The lawsuit contends that Brown's franchise agreement required him to get Wendy's consent to any sale. It asks for $41.2 million in current and future income from Brown and his company, Wendy's of Tucson Inc., for selling the 10 restaurants without consent.
Karcher Enterprises, according to the lawsuit, is at fault for interfering with Wendy's contract with its franchisee. The action seeks $41.2 million in estimated lost profits and $37.5 million in punitive damages because Karcher Enterprises allegedly "pirated prime Wendy's locations" and caused "irreparable harm to Wendy's and its franchise system" by destroying the chain's market presence in the Tucson area.

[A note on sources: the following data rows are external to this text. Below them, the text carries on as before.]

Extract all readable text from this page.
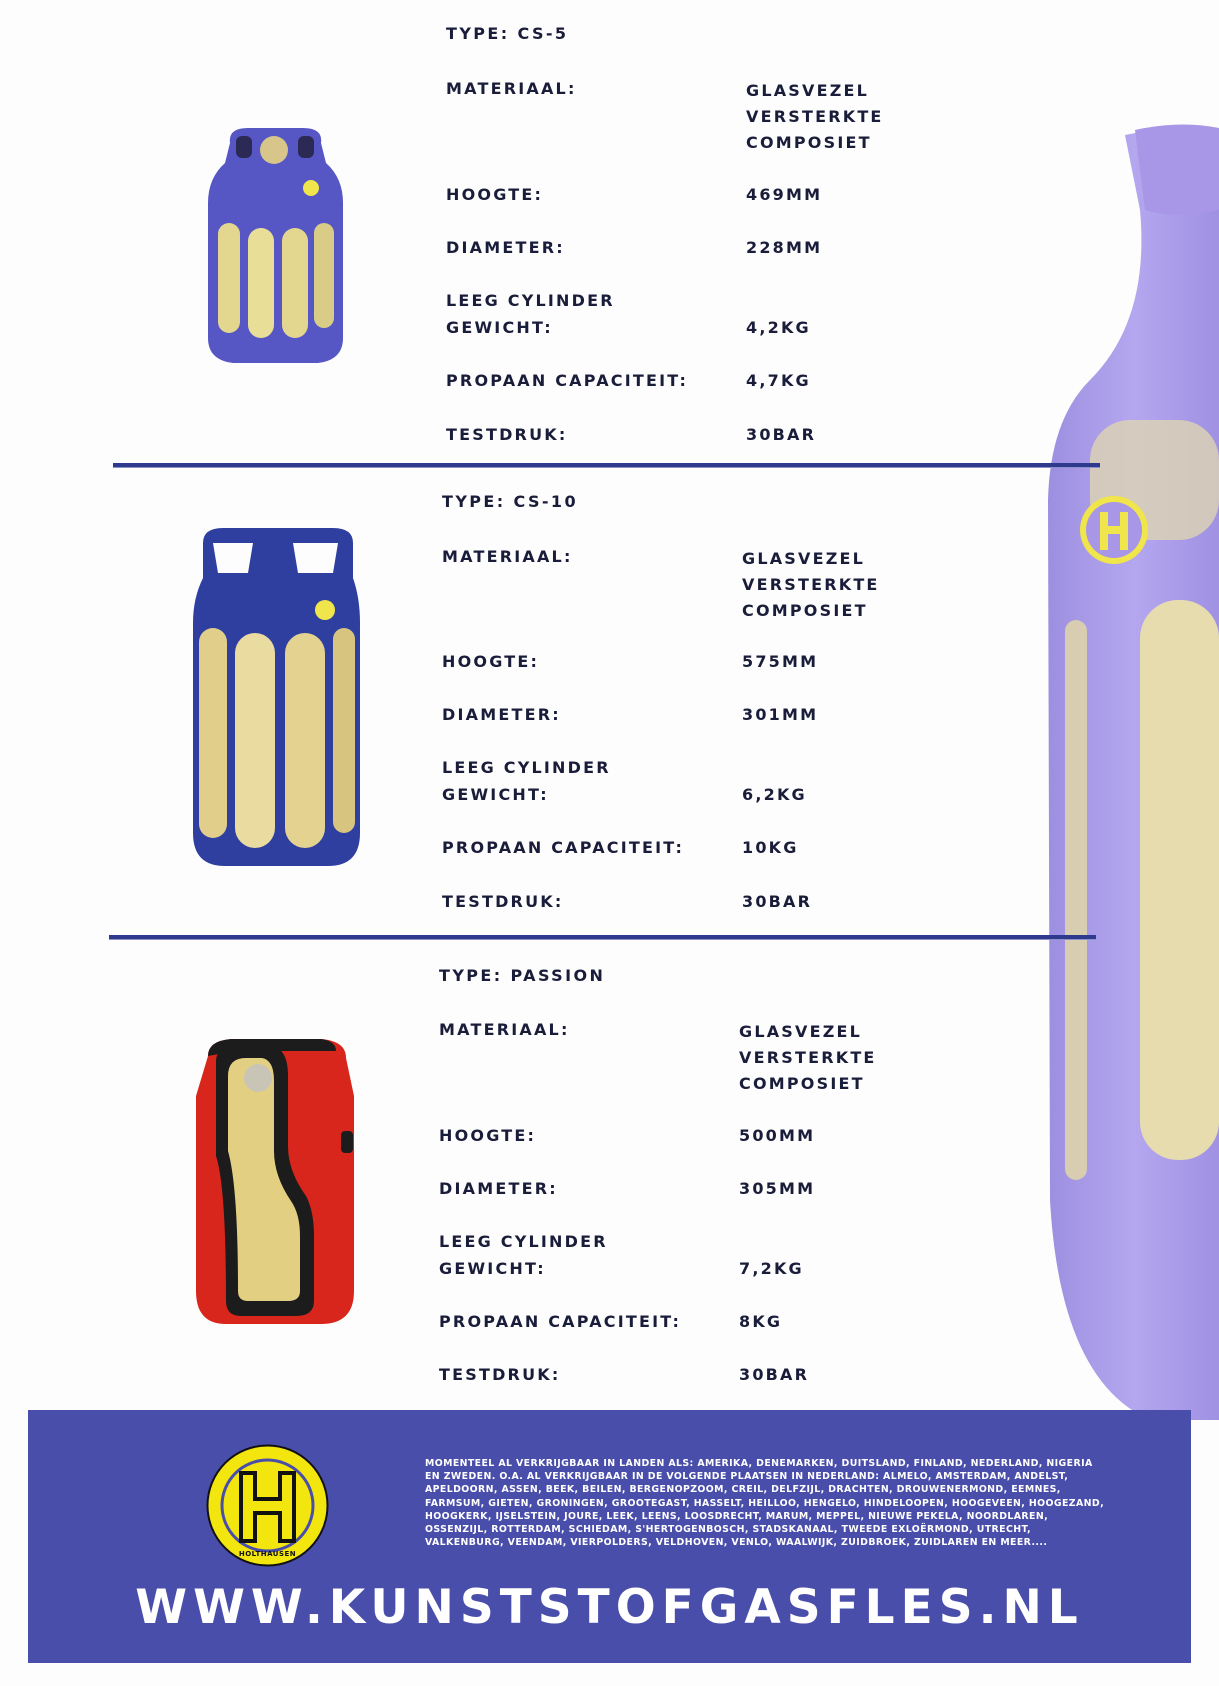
TYPE: CS-5
MATERIAAL:	GLASVEZEL
VERSTERKTE
COMPOSIET
HOOGTE:	469MM
DIAMETER:	228MM
LEEG CYLINDER
GEWICHT:	4,2KG
PROPAAN CAPACITEIT:	4,7KG
TESTDRUK:	30BAR
TYPE: CS-10
MATERIAAL:	GLASVEZEL
VERSTERKTE
COMPOSIET
HOOGTE:	575MM
DIAMETER:	301MM
LEEG CYLINDER
GEWICHT:	6,2KG
PROPAAN CAPACITEIT:	10KG
TESTDRUK:	30BAR
TYPE: PASSION
MATERIAAL:	GLASVEZEL
VERSTERKTE
COMPOSIET
HOOGTE:	500MM
DIAMETER:	305MM
LEEG CYLINDER
GEWICHT:	7,2KG
PROPAAN CAPACITEIT:	8KG
TESTDRUK:	30BAR
HOLTHAUSEN
MOMENTEEL AL VERKRIJGBAAR IN LANDEN ALS: AMERIKA, DENEMARKEN, DUITSLAND, FINLAND, NEDERLAND, NIGERIA EN ZWEDEN. O.A. AL VERKRIJGBAAR IN DE VOLGENDE PLAATSEN IN NEDERLAND: ALMELO, AMSTERDAM, ANDELST, APELDOORN, ASSEN, BEEK, BEILEN, BERGENOPZOOM, CREIL, DELFZIJL, DRACHTEN, DROUWENERMOND, EEMNES, FARMSUM, GIETEN, GRONINGEN, GROOTEGAST, HASSELT, HEILLOO, HENGELO, HINDELOOPEN, HOOGEVEEN, HOOGEZAND, HOOGKERK, IJSELSTEIN, JOURE, LEEK, LEENS, LOOSDRECHT, MARUM, MEPPEL, NIEUWE PEKELA, NOORDLAREN, OSSENZIJL, ROTTERDAM, SCHIEDAM, S'HERTOGENBOSCH, STADSKANAAL, TWEEDE EXLOËRMOND, UTRECHT, VALKENBURG, VEENDAM, VIERPOLDERS, VELDHOVEN, VENLO, WAALWIJK, ZUIDBROEK, ZUIDLAREN EN MEER....
WWW.KUNSTSTOFGASFLES.NL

That market presence "will now be very expensive, if not impossible to re-create," said Lawrence E. Schauf, Wendy's vice president and general counsel.
Brown, the Wendy's franchisee, could not be reached for comment.
Celio, the Karcher Enterprises attorney, said the company has completed its purchase of the Arizona properties and expects to convert the stores to Carl's Jr. restaurants on schedule. When Karcher Enterprises announced the purchase in April, the company said it would convert the Wendy's within two to five months as part of its plans to add more than 120 stores to its inventory in the Western U.S. over the next two years.
Karcher Enterprises owns and franchises 498 Carl's Jr. restaurants in California, Arizona, Nevada and Oregon. Wendy's, which ranks behind McDonald's and Burger King in market share, has about 1,100 company-owned restaurants and 2,500 franchise units in 49 states.